Gadis itu buru-buru memalingkan wajah ketika Kenar menoleh padanya. Rasanya seperti tertangkap basah sedang diam-diam mengamati, meski memang itulah yang sedang dilakukannya sekarang. Saat Kenar kembali sibuk bermain dengan Desi dan Devan, Runi kembali memerhatikan.
Ada dentuman yang tak biasa di dada Runi ketika melihat senyum itu lagi. Dia kembali merasakan deja vu ketika melihat kedua sudut bibir Kenar tertarik ke atas. Seperti dilihatnya senyum sang ayah dalam wajah Kenar, padahal secara fisik kedua pria itu sama sekali tak mirip. Ayah Runi memiliki rahang yang tegas dengan sorot mata yang tajam, sedangkan wajah Kenar terlihat jauh lebih lembut. Hanya satu kesamaan yang mereka miliki, cara mereka tersenyum. Begitu teduh, menyejukkan hati Runi.
"Silakan Mbak, pesanannya." Pemuda di balik meja kasir mempersilakannya maju.
Gadis itu terkesiap dan mengusir bayang-bayang senyum Kenar dari pikirannya. Apa jadinya kalau pria itu tahu bahwa Runi sejak tadi mengagumi senyumnya?
"Thanks, Runi," ucap Kenar begitu Runi datang dengan nampan penuh berisi makanan.
Desi langsung kembali riang ketika Runi menyerahkan mainan yang diperolehnya sebagai bonus menu yang mereka pesan. Kakak bocah itu juga tak kalah semangat menyantap potongan nugget yang Runi beli.
Sambil menikmati kentang goreng, Runi mengamati dua bocah yang tengah manikmati makanan seperti orang kelaparan. Padahal sebelum mereka berangkat, Runi telah menyuapi kedua bocah itu. Sepertinya benar kata orang, perut anak-anak seperti karet. Mereka tak pernah kenyang, apalagi jika berhadapan dengan makanan kesukaan mereka. Entah ke mana larinya semua makanan itu.
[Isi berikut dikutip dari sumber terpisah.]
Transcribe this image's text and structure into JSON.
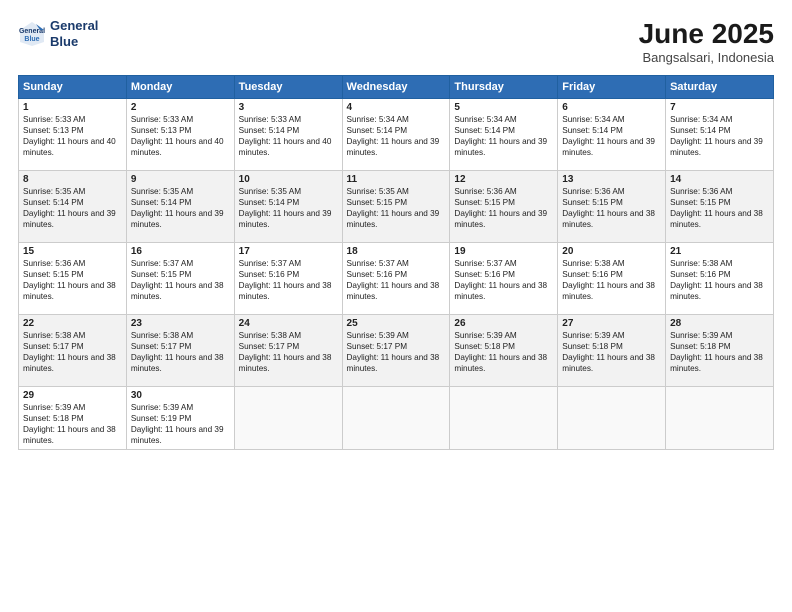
{
  "header": {
    "logo_line1": "General",
    "logo_line2": "Blue",
    "month": "June 2025",
    "location": "Bangsalsari, Indonesia"
  },
  "weekdays": [
    "Sunday",
    "Monday",
    "Tuesday",
    "Wednesday",
    "Thursday",
    "Friday",
    "Saturday"
  ],
  "weeks": [
    [
      {
        "day": "1",
        "rise": "5:33 AM",
        "set": "5:13 PM",
        "daylight": "11 hours and 40 minutes."
      },
      {
        "day": "2",
        "rise": "5:33 AM",
        "set": "5:13 PM",
        "daylight": "11 hours and 40 minutes."
      },
      {
        "day": "3",
        "rise": "5:33 AM",
        "set": "5:14 PM",
        "daylight": "11 hours and 40 minutes."
      },
      {
        "day": "4",
        "rise": "5:34 AM",
        "set": "5:14 PM",
        "daylight": "11 hours and 39 minutes."
      },
      {
        "day": "5",
        "rise": "5:34 AM",
        "set": "5:14 PM",
        "daylight": "11 hours and 39 minutes."
      },
      {
        "day": "6",
        "rise": "5:34 AM",
        "set": "5:14 PM",
        "daylight": "11 hours and 39 minutes."
      },
      {
        "day": "7",
        "rise": "5:34 AM",
        "set": "5:14 PM",
        "daylight": "11 hours and 39 minutes."
      }
    ],
    [
      {
        "day": "8",
        "rise": "5:35 AM",
        "set": "5:14 PM",
        "daylight": "11 hours and 39 minutes."
      },
      {
        "day": "9",
        "rise": "5:35 AM",
        "set": "5:14 PM",
        "daylight": "11 hours and 39 minutes."
      },
      {
        "day": "10",
        "rise": "5:35 AM",
        "set": "5:14 PM",
        "daylight": "11 hours and 39 minutes."
      },
      {
        "day": "11",
        "rise": "5:35 AM",
        "set": "5:15 PM",
        "daylight": "11 hours and 39 minutes."
      },
      {
        "day": "12",
        "rise": "5:36 AM",
        "set": "5:15 PM",
        "daylight": "11 hours and 39 minutes."
      },
      {
        "day": "13",
        "rise": "5:36 AM",
        "set": "5:15 PM",
        "daylight": "11 hours and 38 minutes."
      },
      {
        "day": "14",
        "rise": "5:36 AM",
        "set": "5:15 PM",
        "daylight": "11 hours and 38 minutes."
      }
    ],
    [
      {
        "day": "15",
        "rise": "5:36 AM",
        "set": "5:15 PM",
        "daylight": "11 hours and 38 minutes."
      },
      {
        "day": "16",
        "rise": "5:37 AM",
        "set": "5:15 PM",
        "daylight": "11 hours and 38 minutes."
      },
      {
        "day": "17",
        "rise": "5:37 AM",
        "set": "5:16 PM",
        "daylight": "11 hours and 38 minutes."
      },
      {
        "day": "18",
        "rise": "5:37 AM",
        "set": "5:16 PM",
        "daylight": "11 hours and 38 minutes."
      },
      {
        "day": "19",
        "rise": "5:37 AM",
        "set": "5:16 PM",
        "daylight": "11 hours and 38 minutes."
      },
      {
        "day": "20",
        "rise": "5:38 AM",
        "set": "5:16 PM",
        "daylight": "11 hours and 38 minutes."
      },
      {
        "day": "21",
        "rise": "5:38 AM",
        "set": "5:16 PM",
        "daylight": "11 hours and 38 minutes."
      }
    ],
    [
      {
        "day": "22",
        "rise": "5:38 AM",
        "set": "5:17 PM",
        "daylight": "11 hours and 38 minutes."
      },
      {
        "day": "23",
        "rise": "5:38 AM",
        "set": "5:17 PM",
        "daylight": "11 hours and 38 minutes."
      },
      {
        "day": "24",
        "rise": "5:38 AM",
        "set": "5:17 PM",
        "daylight": "11 hours and 38 minutes."
      },
      {
        "day": "25",
        "rise": "5:39 AM",
        "set": "5:17 PM",
        "daylight": "11 hours and 38 minutes."
      },
      {
        "day": "26",
        "rise": "5:39 AM",
        "set": "5:18 PM",
        "daylight": "11 hours and 38 minutes."
      },
      {
        "day": "27",
        "rise": "5:39 AM",
        "set": "5:18 PM",
        "daylight": "11 hours and 38 minutes."
      },
      {
        "day": "28",
        "rise": "5:39 AM",
        "set": "5:18 PM",
        "daylight": "11 hours and 38 minutes."
      }
    ],
    [
      {
        "day": "29",
        "rise": "5:39 AM",
        "set": "5:18 PM",
        "daylight": "11 hours and 38 minutes."
      },
      {
        "day": "30",
        "rise": "5:39 AM",
        "set": "5:19 PM",
        "daylight": "11 hours and 39 minutes."
      },
      null,
      null,
      null,
      null,
      null
    ]
  ]
}
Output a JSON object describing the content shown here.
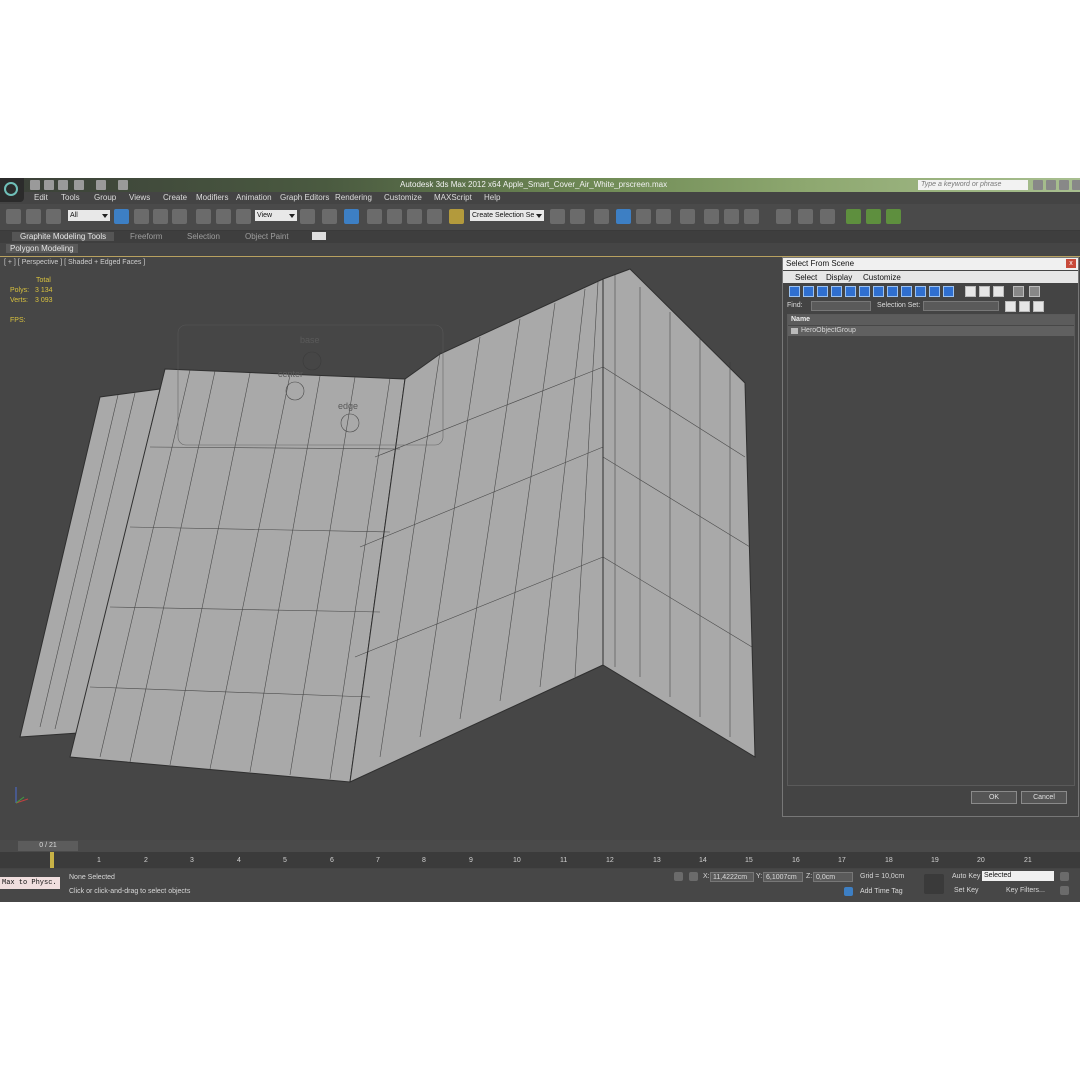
{
  "window": {
    "title": "Autodesk 3ds Max  2012 x64",
    "file": "Apple_Smart_Cover_Air_White_prscreen.max",
    "search_placeholder": "Type a keyword or phrase"
  },
  "menu": [
    "Edit",
    "Tools",
    "Group",
    "Views",
    "Create",
    "Modifiers",
    "Animation",
    "Graph Editors",
    "Rendering",
    "Customize",
    "MAXScript",
    "Help"
  ],
  "toolbar": {
    "selection_filter": "All",
    "ref_coord": "View",
    "named_selection": "Create Selection Se"
  },
  "ribbon": {
    "tabs": [
      "Graphite Modeling Tools",
      "Freeform",
      "Selection",
      "Object Paint"
    ],
    "sub_tab": "Polygon Modeling"
  },
  "viewport": {
    "label": "[ + ] [ Perspective ] [ Shaded + Edged Faces ]",
    "stats": {
      "total_label": "Total",
      "polys_label": "Polys:",
      "polys_value": "3 134",
      "verts_label": "Verts:",
      "verts_value": "3 093",
      "fps_label": "FPS:"
    },
    "helpers": [
      "base",
      "center",
      "edge"
    ]
  },
  "select_dialog": {
    "title": "Select From Scene",
    "close": "x",
    "menu": [
      "Select",
      "Display",
      "Customize"
    ],
    "find_label": "Find:",
    "selection_set_label": "Selection Set:",
    "column_name": "Name",
    "items": [
      "HeroObjectGroup"
    ],
    "ok": "OK",
    "cancel": "Cancel"
  },
  "timeline": {
    "slider": "0 / 21",
    "ticks": [
      "1",
      "2",
      "3",
      "4",
      "5",
      "6",
      "7",
      "8",
      "9",
      "10",
      "11",
      "12",
      "13",
      "14",
      "15",
      "16",
      "17",
      "18",
      "19",
      "20",
      "21"
    ]
  },
  "status": {
    "maxscript": "Max to Physc.",
    "selection": "None Selected",
    "prompt": "Click or click-and-drag to select objects",
    "x_label": "X:",
    "x_value": "11,4222cm",
    "y_label": "Y:",
    "y_value": "6,1007cm",
    "z_label": "Z:",
    "z_value": "0,0cm",
    "grid": "Grid = 10,0cm",
    "add_time_tag": "Add Time Tag",
    "auto_key": "Auto Key",
    "auto_key_mode": "Selected",
    "set_key": "Set Key",
    "key_filters": "Key Filters..."
  },
  "colors": {
    "viewport_bg": "#464646",
    "stats_text": "#d9c23e",
    "wire": "#2f2f2f",
    "mesh_fill": "#a9a9a9",
    "active_border": "#b8a160"
  }
}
"Run. Ada saos di pipi kamu," kata Kenar sambil mengulurkan kotak tisu.
Runi mencabut selembar tisu dan mengusapkannya ke wajah. Tanpa sengaja, matanya bersitatap dengan Kenar. Sinar mata pria itu terlihat begitu tulus dan teduh. Runi buru-buru melengos ke samping. Selama ini, Runi berusaha menjaga pandangan jika sedang berinteraksi dengan lawan jenis, tapi entah kenapa tatapan Kenar seolah menguncinya.